Dopo tutto quello stropicciarsi, gli occhi, ormai gonfi, iniziarono a
lagrimargli e, potenza del destino,
quando qualcuna di queste lacrime scivolò sulle due pietre, accadde una
cosa incredibile : improvvisamente quel materiale cosi duro e freddo iniziò a
sciogliersi come neve al sole. E magicamente, da quel fluido, presero forma un
uomo ed una donna di età indefinibile ma entrambi piuttosto rotondi e
dall’aspetto rustico. Questi, piangendo
e strillando, abbracciarono il loro salvatore ricoprendolo di baci. Non c’era bisogno di parole, tutto si spiegava da sé. Ora
finalmente questa sciagurata famiglia si era ricomposta.
Ai tre sembrava un sogno e così iniziarono tutti a pizzicarsi come
forsennati, ma no era tutto vero, non sognava nessuno!
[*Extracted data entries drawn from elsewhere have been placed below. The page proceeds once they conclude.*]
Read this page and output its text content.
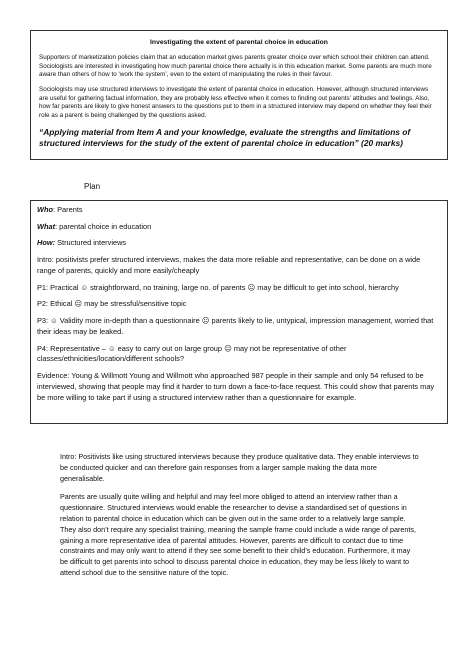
Investigating the extent of parental choice in education

Supporters of marketization policies claim that an education market gives parents greater choice over which school their children can attend. Sociologists are interested in investigating how much parental choice there actually is in this education market. Some parents are much more aware than others of how to ‘work the system’, even to the extent of manipulating the rules in their favour.

Sociologists may use structured interviews to investigate the extent of parental choice in education. However, although structured interviews are useful for gathering factual information, they are probably less effective when it comes to finding out parents’ attitudes and feelings. Also, how far parents are likely to give honest answers to the questions put to them in a structured interview may depend on whether they feel their role as a parent is being challenged by the questions asked.

“Applying material from Item A and your knowledge, evaluate the strengths and limitations of structured interviews for the study of the extent of parental choice in education” (20 marks)

Plan

Who: Parents

What: parental choice in education

How: Structured interviews

Intro: positivists prefer structured interviews, makes the data more reliable and representative, can be done on a wide range of parents, quickly and more easily/cheaply

P1: Practical ☺ straightforward, no training, large no. of parents ☹ may be difficult to get into school, hierarchy

P2: Ethical ☹ may be stressful/sensitive topic

P3: ☺ Validity more in-depth than a questionnaire ☹ parents likely to lie, untypical, impression management, worried that their ideas may be leaked.

P4: Representative – ☺ easy to carry out on large group ☹ may not be representative of other classes/ethnicities/location/different schools?

Evidence: Young & Willmott Young and Willmott who approached 987 people in their sample and only 54 refused to be interviewed, showing that people may find it harder to turn down a face-to-face request. This could show that parents may be more willing to take part if using a structured interview rather than a questionnaire for example.

Intro: Positivists like using structured interviews because they produce qualitative data. They enable interviews to be conducted quicker and can therefore gain responses from a larger sample making the data more generalisable.

Parents are usually quite willing and helpful and may feel more obliged to attend an interview rather than a questionnaire. Structured interviews would enable the researcher to devise a standardised set of questions in relation to parental choice in education which can be given out in the same order to a relatively large sample. They also don’t require any specialist training, meaning the sample frame could include a wide range of parents, gaining a more representative idea of parental attitudes. However, parents are difficult to contact due to time constraints and may only want to attend if they see some benefit to their child’s education. Furthermore, it may be difficult to get parents into school to discuss parental choice in education, they may be less likely to want to attend school due to the sensitive nature of the topic.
La storia termina qui con
un “e vissero tutti felici e contenti”,
ma dimenticavo la cosa più importante :Tu non restò più tale, i suoi
genitori scelsero per lui un nome vero : Arialdo e
perciò posso concludere che Arialdo
con Violetta, Fosco con Margherita e Rigaldo con Celeste trascorsero
la loro vita insieme con gioia e serenità!”
Terminato il racconto il signore
con la pipa mi indicò un punto ben definito in fondo al
prato, dove si intravedeva ancora tra l’edera un vecchio tronco ormai
rinsecchito. Quel blocco informe e pietrificato dal tempo era, in realtà, il
grande salice piangente della leggenda. Quando mi alzai per lasciare l’ombra
del grande olmo e tornarmene a casa, mi voltai per osservare ancora le mie
ghirlandine di fiori di campo, ma non c’erano più. Al loro posto brillava un
sassolino strano, quasi trasparente, perfettamente
levigato, che presi con me e che tuttora conservo in un cassetto insieme ad un
ciuffo profumato di lavanda di Provenza.